Diet drinks account for a quarter of the sweetened beverages market but there is growing evidence they are not as healthy as previously thought.A major review in January by Imperial College London researchers found they were no better at aiding weight loss than full fat drinks.
In fact the authors suggested they were encouraging obesity by triggering the sugar receptors in the brain, making us crave sweet food.In this latest study – published in the American Heart Association’s journal Stroke – researchers looked at 4,372 adults over the age of 45.They had filled in detailed questionnaires on their food and drink intake in the 1990s and were then tracked for ten years. The results showed that adults who had one or more diet drink a day were 2.9 times more likely to develop dementia and three times more at risk of strokes compared to those who virtually none at all.
Matthew Pase, senior fellow in the department of neurology at Boston University School of Medicine, said: “Our study shows a need to put more research into this area given how often people drink artificially sweetened beverages.
“Although we did not find an association between stroke or dementia and the consumption of sugary drinks, this certainly does not mean they are a healthy option.“We recommend that people drink water on a regular basis instead of sugary or artificially sweetened beverages.”

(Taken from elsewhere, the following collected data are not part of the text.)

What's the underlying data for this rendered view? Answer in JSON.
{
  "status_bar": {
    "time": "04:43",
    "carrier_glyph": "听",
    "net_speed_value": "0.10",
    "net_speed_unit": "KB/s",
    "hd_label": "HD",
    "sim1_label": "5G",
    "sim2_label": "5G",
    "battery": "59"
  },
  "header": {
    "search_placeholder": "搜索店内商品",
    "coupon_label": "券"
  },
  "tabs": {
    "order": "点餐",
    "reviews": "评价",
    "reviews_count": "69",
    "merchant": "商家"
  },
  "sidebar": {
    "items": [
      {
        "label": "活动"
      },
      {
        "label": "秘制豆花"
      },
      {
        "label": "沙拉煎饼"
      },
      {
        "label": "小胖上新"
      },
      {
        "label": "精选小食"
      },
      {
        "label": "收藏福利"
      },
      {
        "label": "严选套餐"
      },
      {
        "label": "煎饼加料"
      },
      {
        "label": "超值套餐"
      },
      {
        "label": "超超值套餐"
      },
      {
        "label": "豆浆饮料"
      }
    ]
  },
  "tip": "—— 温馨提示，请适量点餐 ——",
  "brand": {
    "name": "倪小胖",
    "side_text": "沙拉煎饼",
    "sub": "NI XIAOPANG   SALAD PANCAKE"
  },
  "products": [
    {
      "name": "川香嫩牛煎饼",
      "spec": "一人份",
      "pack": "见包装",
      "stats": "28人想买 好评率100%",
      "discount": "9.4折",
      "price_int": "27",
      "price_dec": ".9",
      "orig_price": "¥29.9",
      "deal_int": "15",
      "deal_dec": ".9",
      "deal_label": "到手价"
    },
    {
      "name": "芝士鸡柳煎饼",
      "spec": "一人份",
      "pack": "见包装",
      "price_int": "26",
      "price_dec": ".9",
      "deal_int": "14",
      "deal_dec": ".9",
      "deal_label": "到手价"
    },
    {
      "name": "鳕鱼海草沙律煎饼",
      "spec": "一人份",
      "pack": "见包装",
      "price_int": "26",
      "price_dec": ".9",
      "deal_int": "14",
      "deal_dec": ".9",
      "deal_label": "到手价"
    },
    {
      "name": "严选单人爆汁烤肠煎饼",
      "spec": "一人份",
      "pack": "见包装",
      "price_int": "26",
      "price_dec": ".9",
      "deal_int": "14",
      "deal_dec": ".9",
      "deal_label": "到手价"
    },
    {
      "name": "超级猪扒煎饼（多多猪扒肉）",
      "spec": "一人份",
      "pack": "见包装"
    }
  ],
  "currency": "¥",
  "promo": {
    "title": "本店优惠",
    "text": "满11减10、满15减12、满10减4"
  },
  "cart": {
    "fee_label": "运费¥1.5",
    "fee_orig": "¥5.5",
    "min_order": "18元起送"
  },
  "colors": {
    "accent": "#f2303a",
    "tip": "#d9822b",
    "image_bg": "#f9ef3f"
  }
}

Even if someone is three times as likely to develop stroke or dementia, it is by no means a certain fate.“In our study, three percent of the people had a new stroke and five percent developed dementia, so we’re still talking about a small number of people developing either stroke or dementia.”
Rachel Johnson, past chairwoman of the American Heart Association’s Nutrition Committee and professor of nutrition at the University of Vermont, said: “We know that limiting added sugars is an important strategy to support good nutrition and healthy body weights, and until we know more, people should use artificially sweetened drinks cautiously.

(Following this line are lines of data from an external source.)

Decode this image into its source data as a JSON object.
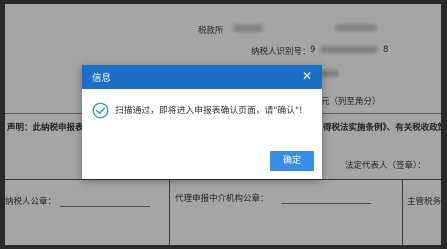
{
  "form": {
    "taxpayer_name_label": "税款所",
    "taxpayer_id_label": "纳税人识别号：",
    "taxpayer_id_prefix": "9",
    "taxpayer_id_suffix": "8",
    "unit_text": "元（列至角分）",
    "declaration_left": "声明：此纳税申报表",
    "declaration_right": "得税法实施条例》、有关税收政策",
    "legal_rep_label": "法定代表人（签章）：",
    "taxpayer_seal_label": "纳税人公章：",
    "agent_seal_label": "代理申报中介机构公章：",
    "tax_authority_label": "主管税务机"
  },
  "dialog": {
    "title": "信息",
    "close_symbol": "✕",
    "message": "扫描通过，即将进入申报表确认页面，请\"确认\"!",
    "ok_label": "确定"
  },
  "colors": {
    "header": "#1e6fc8",
    "ok_button": "#3b8ee8",
    "success_icon": "#27a9a0"
  }
}
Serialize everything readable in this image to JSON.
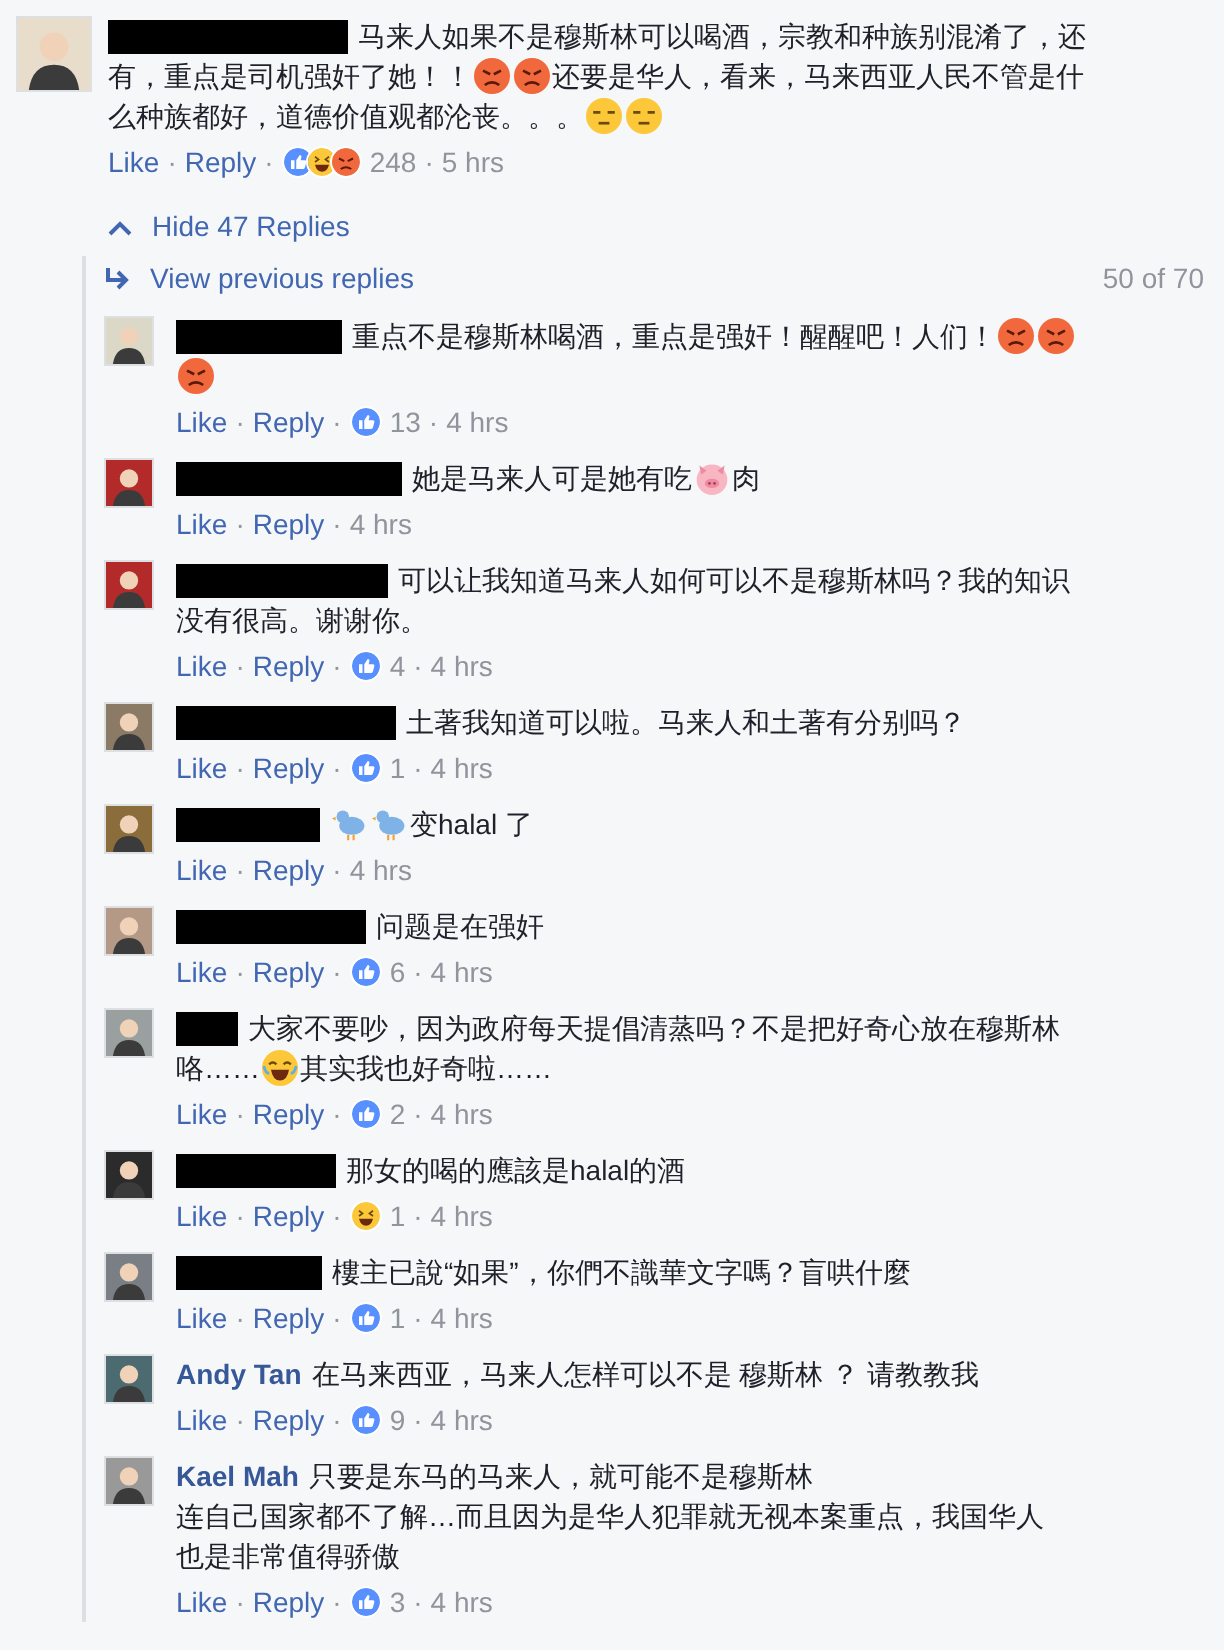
{
  "comment": {
    "author": {
      "kind": "redacted"
    },
    "lines": [
      [
        {
          "kind": "text",
          "text": "马来人如果不是穆斯林可以喝酒，宗教和种族别混淆了，还"
        }
      ],
      [
        {
          "kind": "text",
          "text": "有，重点是司机强奸了她！！"
        },
        {
          "kind": "angry"
        },
        {
          "kind": "angry"
        },
        {
          "kind": "text",
          "text": "还要是华人，看来，马来西亚人民不管是什"
        }
      ],
      [
        {
          "kind": "text",
          "text": "么种族都好，道德价值观都沦丧。。。"
        },
        {
          "kind": "unamused"
        },
        {
          "kind": "unamused"
        }
      ]
    ],
    "meta": [
      {
        "kind": "link",
        "text": "Like"
      },
      {
        "kind": "sep",
        "text": "·"
      },
      {
        "kind": "link",
        "text": "Reply"
      },
      {
        "kind": "sep",
        "text": "·"
      },
      {
        "kind": "reactions",
        "reactions": [
          {
            "kind": "like"
          },
          {
            "kind": "haha"
          },
          {
            "kind": "angry"
          }
        ]
      },
      {
        "kind": "count",
        "text": "248"
      },
      {
        "kind": "sep",
        "text": "·"
      },
      {
        "kind": "time",
        "text": "5 hrs"
      }
    ]
  },
  "replies_toggle": {
    "label": "Hide 47 Replies",
    "expanded": true
  },
  "previous": {
    "label": "View previous replies",
    "count": "50 of 70"
  },
  "replies": [
    {
      "author": {
        "kind": "redacted"
      },
      "lines": [
        [
          {
            "kind": "text",
            "text": "重点不是穆斯林喝酒，重点是强奸！醒醒吧！人们！"
          },
          {
            "kind": "angry"
          },
          {
            "kind": "angry"
          }
        ],
        [
          {
            "kind": "angry"
          }
        ]
      ],
      "meta": [
        {
          "kind": "link",
          "text": "Like"
        },
        {
          "kind": "sep",
          "text": "·"
        },
        {
          "kind": "link",
          "text": "Reply"
        },
        {
          "kind": "sep",
          "text": "·"
        },
        {
          "kind": "reactions",
          "reactions": [
            {
              "kind": "like"
            }
          ]
        },
        {
          "kind": "count",
          "text": "13"
        },
        {
          "kind": "sep",
          "text": "·"
        },
        {
          "kind": "time",
          "text": "4 hrs"
        }
      ]
    },
    {
      "author": {
        "kind": "redacted"
      },
      "lines": [
        [
          {
            "kind": "text",
            "text": "她是马来人可是她有吃"
          },
          {
            "kind": "pig"
          },
          {
            "kind": "text",
            "text": "肉"
          }
        ]
      ],
      "meta": [
        {
          "kind": "link",
          "text": "Like"
        },
        {
          "kind": "sep",
          "text": "·"
        },
        {
          "kind": "link",
          "text": "Reply"
        },
        {
          "kind": "sep",
          "text": "·"
        },
        {
          "kind": "time",
          "text": "4 hrs"
        }
      ]
    },
    {
      "author": {
        "kind": "redacted"
      },
      "lines": [
        [
          {
            "kind": "text",
            "text": "可以让我知道马来人如何可以不是穆斯林吗？我的知识"
          }
        ],
        [
          {
            "kind": "text",
            "text": "没有很高。谢谢你。"
          }
        ]
      ],
      "meta": [
        {
          "kind": "link",
          "text": "Like"
        },
        {
          "kind": "sep",
          "text": "·"
        },
        {
          "kind": "link",
          "text": "Reply"
        },
        {
          "kind": "sep",
          "text": "·"
        },
        {
          "kind": "reactions",
          "reactions": [
            {
              "kind": "like"
            }
          ]
        },
        {
          "kind": "count",
          "text": "4"
        },
        {
          "kind": "sep",
          "text": "·"
        },
        {
          "kind": "time",
          "text": "4 hrs"
        }
      ]
    },
    {
      "author": {
        "kind": "redacted"
      },
      "lines": [
        [
          {
            "kind": "text",
            "text": "土著我知道可以啦。马来人和土著有分别吗？"
          }
        ]
      ],
      "meta": [
        {
          "kind": "link",
          "text": "Like"
        },
        {
          "kind": "sep",
          "text": "·"
        },
        {
          "kind": "link",
          "text": "Reply"
        },
        {
          "kind": "sep",
          "text": "·"
        },
        {
          "kind": "reactions",
          "reactions": [
            {
              "kind": "like"
            }
          ]
        },
        {
          "kind": "count",
          "text": "1"
        },
        {
          "kind": "sep",
          "text": "·"
        },
        {
          "kind": "time",
          "text": "4 hrs"
        }
      ]
    },
    {
      "author": {
        "kind": "redacted"
      },
      "lines": [
        [
          {
            "kind": "bird"
          },
          {
            "kind": "bird"
          },
          {
            "kind": "text",
            "text": "变halal 了"
          }
        ]
      ],
      "meta": [
        {
          "kind": "link",
          "text": "Like"
        },
        {
          "kind": "sep",
          "text": "·"
        },
        {
          "kind": "link",
          "text": "Reply"
        },
        {
          "kind": "sep",
          "text": "·"
        },
        {
          "kind": "time",
          "text": "4 hrs"
        }
      ]
    },
    {
      "author": {
        "kind": "redacted"
      },
      "lines": [
        [
          {
            "kind": "text",
            "text": "问题是在强奸"
          }
        ]
      ],
      "meta": [
        {
          "kind": "link",
          "text": "Like"
        },
        {
          "kind": "sep",
          "text": "·"
        },
        {
          "kind": "link",
          "text": "Reply"
        },
        {
          "kind": "sep",
          "text": "·"
        },
        {
          "kind": "reactions",
          "reactions": [
            {
              "kind": "like"
            }
          ]
        },
        {
          "kind": "count",
          "text": "6"
        },
        {
          "kind": "sep",
          "text": "·"
        },
        {
          "kind": "time",
          "text": "4 hrs"
        }
      ]
    },
    {
      "author": {
        "kind": "redacted"
      },
      "lines": [
        [
          {
            "kind": "text",
            "text": "大家不要吵，因为政府每天提倡清蒸吗？不是把好奇心放在穆斯林"
          }
        ],
        [
          {
            "kind": "text",
            "text": "咯……"
          },
          {
            "kind": "laugh"
          },
          {
            "kind": "text",
            "text": "其实我也好奇啦……"
          }
        ]
      ],
      "meta": [
        {
          "kind": "link",
          "text": "Like"
        },
        {
          "kind": "sep",
          "text": "·"
        },
        {
          "kind": "link",
          "text": "Reply"
        },
        {
          "kind": "sep",
          "text": "·"
        },
        {
          "kind": "reactions",
          "reactions": [
            {
              "kind": "like"
            }
          ]
        },
        {
          "kind": "count",
          "text": "2"
        },
        {
          "kind": "sep",
          "text": "·"
        },
        {
          "kind": "time",
          "text": "4 hrs"
        }
      ]
    },
    {
      "author": {
        "kind": "redacted"
      },
      "lines": [
        [
          {
            "kind": "text",
            "text": "那女的喝的應該是halal的酒"
          }
        ]
      ],
      "meta": [
        {
          "kind": "link",
          "text": "Like"
        },
        {
          "kind": "sep",
          "text": "·"
        },
        {
          "kind": "link",
          "text": "Reply"
        },
        {
          "kind": "sep",
          "text": "·"
        },
        {
          "kind": "reactions",
          "reactions": [
            {
              "kind": "haha"
            }
          ]
        },
        {
          "kind": "count",
          "text": "1"
        },
        {
          "kind": "sep",
          "text": "·"
        },
        {
          "kind": "time",
          "text": "4 hrs"
        }
      ]
    },
    {
      "author": {
        "kind": "redacted"
      },
      "lines": [
        [
          {
            "kind": "text",
            "text": "樓主已說“如果”，你們不識華文字嗎？盲哄什麼"
          }
        ]
      ],
      "meta": [
        {
          "kind": "link",
          "text": "Like"
        },
        {
          "kind": "sep",
          "text": "·"
        },
        {
          "kind": "link",
          "text": "Reply"
        },
        {
          "kind": "sep",
          "text": "·"
        },
        {
          "kind": "reactions",
          "reactions": [
            {
              "kind": "like"
            }
          ]
        },
        {
          "kind": "count",
          "text": "1"
        },
        {
          "kind": "sep",
          "text": "·"
        },
        {
          "kind": "time",
          "text": "4 hrs"
        }
      ]
    },
    {
      "author": {
        "kind": "name",
        "name": "Andy Tan"
      },
      "lines": [
        [
          {
            "kind": "text",
            "text": "在马来西亚，马来人怎样可以不是 穆斯林 ？ 请教教我"
          }
        ]
      ],
      "meta": [
        {
          "kind": "link",
          "text": "Like"
        },
        {
          "kind": "sep",
          "text": "·"
        },
        {
          "kind": "link",
          "text": "Reply"
        },
        {
          "kind": "sep",
          "text": "·"
        },
        {
          "kind": "reactions",
          "reactions": [
            {
              "kind": "like"
            }
          ]
        },
        {
          "kind": "count",
          "text": "9"
        },
        {
          "kind": "sep",
          "text": "·"
        },
        {
          "kind": "time",
          "text": "4 hrs"
        }
      ]
    },
    {
      "author": {
        "kind": "name",
        "name": "Kael Mah"
      },
      "lines": [
        [
          {
            "kind": "text",
            "text": "只要是东马的马来人，就可能不是穆斯林"
          }
        ],
        [
          {
            "kind": "text",
            "text": "连自己国家都不了解…而且因为是华人犯罪就无视本案重点，我国华人"
          }
        ],
        [
          {
            "kind": "text",
            "text": "也是非常值得骄傲"
          }
        ]
      ],
      "meta": [
        {
          "kind": "link",
          "text": "Like"
        },
        {
          "kind": "sep",
          "text": "·"
        },
        {
          "kind": "link",
          "text": "Reply"
        },
        {
          "kind": "sep",
          "text": "·"
        },
        {
          "kind": "reactions",
          "reactions": [
            {
              "kind": "like"
            }
          ]
        },
        {
          "kind": "count",
          "text": "3"
        },
        {
          "kind": "sep",
          "text": "·"
        },
        {
          "kind": "time",
          "text": "4 hrs"
        }
      ]
    }
  ]
}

“They may have a role for people with diabetes and in weight loss, but we encourage people to drink water, low-fat milk or other beverages without added sweeteners.”The researchers are still not sure whether diet drinks are causing strokes or dementia – or whether those who consume them are at higher risk anyway. Previous studies have shown they tend to be consumed by adults who are already overweight or obese.
Meanwhile, data from the Framingham Heart Study (FHS) has shown that people who more frequently consume sugary beverages such as sodas and fruit juices are more likely to have poorer memory, smaller overall brain volumes and smaller hippocampal volumes – an area of the brain important for memory. Researchers also found that people who drank diet soda daily were almost three times as likely to develop stroke and dementia when compared to those who did not consume diet soda.

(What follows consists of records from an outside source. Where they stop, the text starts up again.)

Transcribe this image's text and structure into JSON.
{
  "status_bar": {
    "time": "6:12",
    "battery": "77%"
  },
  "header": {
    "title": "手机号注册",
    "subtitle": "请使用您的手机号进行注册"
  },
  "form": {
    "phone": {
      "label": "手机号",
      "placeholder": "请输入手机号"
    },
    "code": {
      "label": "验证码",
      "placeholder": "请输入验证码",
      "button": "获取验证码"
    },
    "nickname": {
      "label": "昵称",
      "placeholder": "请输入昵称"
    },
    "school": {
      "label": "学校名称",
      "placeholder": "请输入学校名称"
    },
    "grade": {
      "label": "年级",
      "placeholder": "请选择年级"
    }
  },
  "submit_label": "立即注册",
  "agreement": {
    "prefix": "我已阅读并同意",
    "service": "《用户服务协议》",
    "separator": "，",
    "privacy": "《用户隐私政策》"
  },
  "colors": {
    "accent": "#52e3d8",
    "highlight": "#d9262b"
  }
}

These findings appear separately in the journals Alzheimer’s & Dementia and the journal Stroke.“Our findings indicate an association between higher sugary beverage intake and brain atrophy, including lower brain volume and poorer memory,” explained corresponding author Matthew Pase, PhD, fellow in the department of neurology at Boston University School of Medicine (BUSM) and investigator at the FHS.”
“We also found that people drinking diet soda daily were almost three times as likely to develop stroke and dementia. This included a higher risk of ischemic stroke, where blood vessels in the brain become obstructed and Alzheimer’s disease dementia, the most common form of dementia,” he said.
Excess sugar is known to have adverse effects on health. Diet soft drinks are often touted as a healthier alternative to regular soda. However both sugar and artificially-sweetened beverage consumption has been linked to cardiometabolic risk factors, which increases the risk of cerebrovascular disease and dementia.